Communication Specialists' Work Can Be Very Dangerous
Posted January 10, 2002
FORT BRAGG, N.C. — Wednesday's KC-130 crash and the death of Sgt. Nathan Chapman, the first soldier killed by hostile fire, in Afghanistan prove just how dangerous jobs in the military are. Chapman was a communications specialist, which can be a lot more dangerous than it sounds.
A communication specialist is trained to set up communications from a remote area to another part of the world, but that is just one of their responsibilities. They can often find themselves working directly with leaders of local tribes.
Sgt. 1st Class Troy Anderson has been in the Army for 19 years. He has spent more than six as a Special Forces soldier.
"There is danger in everything we do," he said.
Like other Special Forces jobs, being a communication specialist has its risk. Each specialist is trained to work with tribal leaders and help them plan missions.
"The biggest thing we do on a regular basis is small-infantry tactics, help their army become better at what they do," Anderson said.

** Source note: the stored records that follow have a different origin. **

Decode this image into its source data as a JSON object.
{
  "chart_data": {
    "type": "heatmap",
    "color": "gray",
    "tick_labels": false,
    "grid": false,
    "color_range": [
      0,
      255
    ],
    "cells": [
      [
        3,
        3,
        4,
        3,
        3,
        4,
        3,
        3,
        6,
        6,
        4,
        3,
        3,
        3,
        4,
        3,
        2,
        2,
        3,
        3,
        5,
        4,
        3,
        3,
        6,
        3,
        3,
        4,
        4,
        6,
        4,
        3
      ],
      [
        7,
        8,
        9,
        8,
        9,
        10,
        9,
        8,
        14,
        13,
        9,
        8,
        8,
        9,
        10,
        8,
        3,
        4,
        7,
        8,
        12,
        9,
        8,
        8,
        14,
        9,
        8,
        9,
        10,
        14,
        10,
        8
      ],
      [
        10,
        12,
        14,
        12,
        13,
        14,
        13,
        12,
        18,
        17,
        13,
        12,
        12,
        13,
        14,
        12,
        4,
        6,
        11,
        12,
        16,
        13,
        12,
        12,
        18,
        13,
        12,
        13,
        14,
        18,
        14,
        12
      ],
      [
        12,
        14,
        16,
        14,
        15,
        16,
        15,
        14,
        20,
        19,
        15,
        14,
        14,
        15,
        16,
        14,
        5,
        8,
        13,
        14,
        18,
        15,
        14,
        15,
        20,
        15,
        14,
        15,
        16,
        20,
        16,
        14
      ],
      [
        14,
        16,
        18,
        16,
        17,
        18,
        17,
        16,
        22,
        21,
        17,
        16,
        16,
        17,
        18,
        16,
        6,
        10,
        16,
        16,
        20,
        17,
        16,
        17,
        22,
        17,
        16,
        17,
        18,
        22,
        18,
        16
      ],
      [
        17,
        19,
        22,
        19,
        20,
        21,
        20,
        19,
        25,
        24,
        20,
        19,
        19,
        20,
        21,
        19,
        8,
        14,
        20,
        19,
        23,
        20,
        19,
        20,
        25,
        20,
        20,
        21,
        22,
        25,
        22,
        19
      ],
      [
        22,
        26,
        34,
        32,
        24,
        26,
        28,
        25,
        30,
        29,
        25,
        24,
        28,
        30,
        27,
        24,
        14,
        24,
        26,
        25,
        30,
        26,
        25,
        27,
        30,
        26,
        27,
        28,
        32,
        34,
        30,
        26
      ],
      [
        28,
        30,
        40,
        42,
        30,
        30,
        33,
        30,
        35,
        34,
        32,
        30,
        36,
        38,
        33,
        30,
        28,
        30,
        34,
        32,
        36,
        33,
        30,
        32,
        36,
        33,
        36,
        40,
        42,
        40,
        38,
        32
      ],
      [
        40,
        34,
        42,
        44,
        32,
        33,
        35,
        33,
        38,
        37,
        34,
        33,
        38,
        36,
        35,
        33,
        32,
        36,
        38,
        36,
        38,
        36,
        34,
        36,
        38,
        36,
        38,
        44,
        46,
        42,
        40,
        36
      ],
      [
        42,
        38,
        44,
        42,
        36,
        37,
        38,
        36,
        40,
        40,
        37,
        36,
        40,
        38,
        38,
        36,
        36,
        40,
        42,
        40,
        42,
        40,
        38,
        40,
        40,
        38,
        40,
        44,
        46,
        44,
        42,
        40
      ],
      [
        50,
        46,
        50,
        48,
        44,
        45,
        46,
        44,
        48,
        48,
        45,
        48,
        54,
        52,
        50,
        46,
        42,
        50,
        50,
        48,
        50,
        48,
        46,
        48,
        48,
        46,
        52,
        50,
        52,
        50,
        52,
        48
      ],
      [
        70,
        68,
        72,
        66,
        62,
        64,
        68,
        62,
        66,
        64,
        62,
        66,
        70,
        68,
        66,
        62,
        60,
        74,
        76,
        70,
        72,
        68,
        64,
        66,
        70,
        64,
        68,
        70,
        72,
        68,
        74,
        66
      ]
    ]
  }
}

Chapman was meeting with local tribe members in Afghanistan when he was shot and killed. The Pentagon is now investigating whether he was ambushed. WRAL military expert Ret. Lt. Gen. Robert Springer said in that region of the world, your friend one day can be your foe the next.
"Especially in Afghanistan, they have a long history of switching sides. I'm your prisoner. No, I'll be your soldier. That's what makes it difficult," he said.
All Special Forces soldiers are trained in force-protection measures to prevent an ambush. Still, there are no guarantees. Anderson said he knew that when he signed up.
Chapman's memorial service will be held Thursday. His funeral is scheduled for Friday at a national cemetery near Seattle.